Os pesquisadores ponderam que eliminar completamente a exposição aos microplásticos não é realista, mas há práticas cotidianas que podem reduzir a sua ingestão — e consequentemente os riscos para a saúde a longo prazo.
- Trocar a água engarrafada por água filtrada da torneira pode reduzir a ingestão de microplásticos de 90.000 para 4.000 partículas por ano.

“A água engarrafada sozinha pode expor as pessoas a quase tantas partículas de microplástico anualmente quanto todas as fontes ingeridas e inaladas combinadas”, diz o Dr. Brandon Luu, residente em medicina interna da Universidade de Toronto. “A troca para água da torneira pode reduzir essa exposição em quase 90%, tornando-se uma das maneiras mais simples de reduzir a ingestão de microplásticos.”

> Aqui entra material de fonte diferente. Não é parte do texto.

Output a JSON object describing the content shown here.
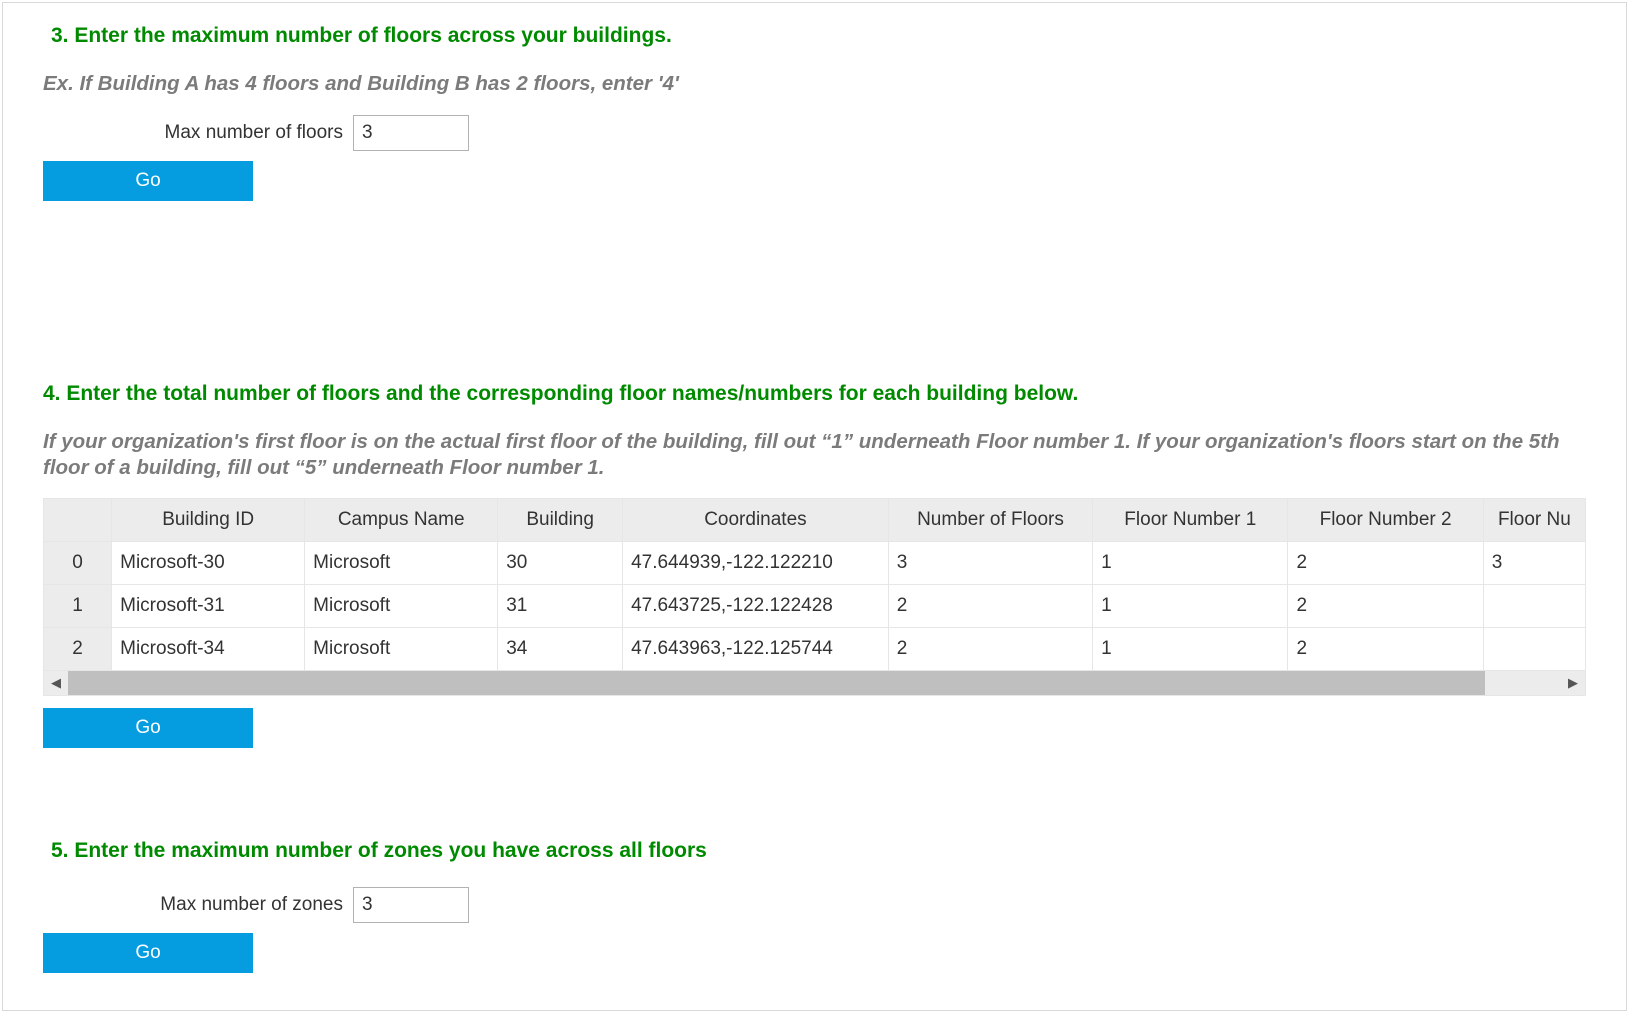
{
  "section3": {
    "heading": "3. Enter the maximum number of floors across your buildings.",
    "example": "Ex. If Building A has 4 floors and Building B has 2 floors, enter '4'",
    "field_label": "Max number of floors",
    "field_value": "3",
    "go_label": "Go"
  },
  "section4": {
    "heading": "4. Enter the total number of floors and the corresponding floor names/numbers for each building below.",
    "example": "If your organization's first floor is on the actual first floor of the building, fill out “1” underneath Floor number 1. If your organization's floors start on the 5th floor of a building, fill out “5” underneath Floor number 1.",
    "go_label": "Go",
    "table": {
      "headers": {
        "index": "",
        "building_id": "Building ID",
        "campus_name": "Campus Name",
        "building": "Building",
        "coordinates": "Coordinates",
        "num_floors": "Number of Floors",
        "floor1": "Floor Number 1",
        "floor2": "Floor Number 2",
        "floor3": "Floor Nu"
      },
      "rows": [
        {
          "index": "0",
          "building_id": "Microsoft-30",
          "campus_name": "Microsoft",
          "building": "30",
          "coordinates": "47.644939,-122.122210",
          "num_floors": "3",
          "floor1": "1",
          "floor2": "2",
          "floor3": "3"
        },
        {
          "index": "1",
          "building_id": "Microsoft-31",
          "campus_name": "Microsoft",
          "building": "31",
          "coordinates": "47.643725,-122.122428",
          "num_floors": "2",
          "floor1": "1",
          "floor2": "2",
          "floor3": ""
        },
        {
          "index": "2",
          "building_id": "Microsoft-34",
          "campus_name": "Microsoft",
          "building": "34",
          "coordinates": "47.643963,-122.125744",
          "num_floors": "2",
          "floor1": "1",
          "floor2": "2",
          "floor3": ""
        }
      ]
    }
  },
  "section5": {
    "heading": "5. Enter the maximum number of zones you have across all floors",
    "field_label": "Max number of zones",
    "field_value": "3",
    "go_label": "Go"
  },
  "colors": {
    "heading_green": "#008a00",
    "example_gray": "#7b7b7b",
    "button_blue": "#069de0"
  }
}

- Troque seus saquinhos de chá de plástico: eles podem liberar milhões de partículas micro e nanométricas por sessão de preparo.
- Mude a maneira como aquece e armazena os alimentos: priorize vidro ou aço inoxidável.
“Aquecer alimentos em recipientes de plástico — especialmente no micro-ondas — pode liberar quantidades substanciais de microplásticos e nanoplásticos”, explica Luu. “Evitar o armazenamento de alimentos em plástico e usar alternativas de vidro ou aço inoxidável é um passo pequeno, mas significativo, para limitar a exposição”.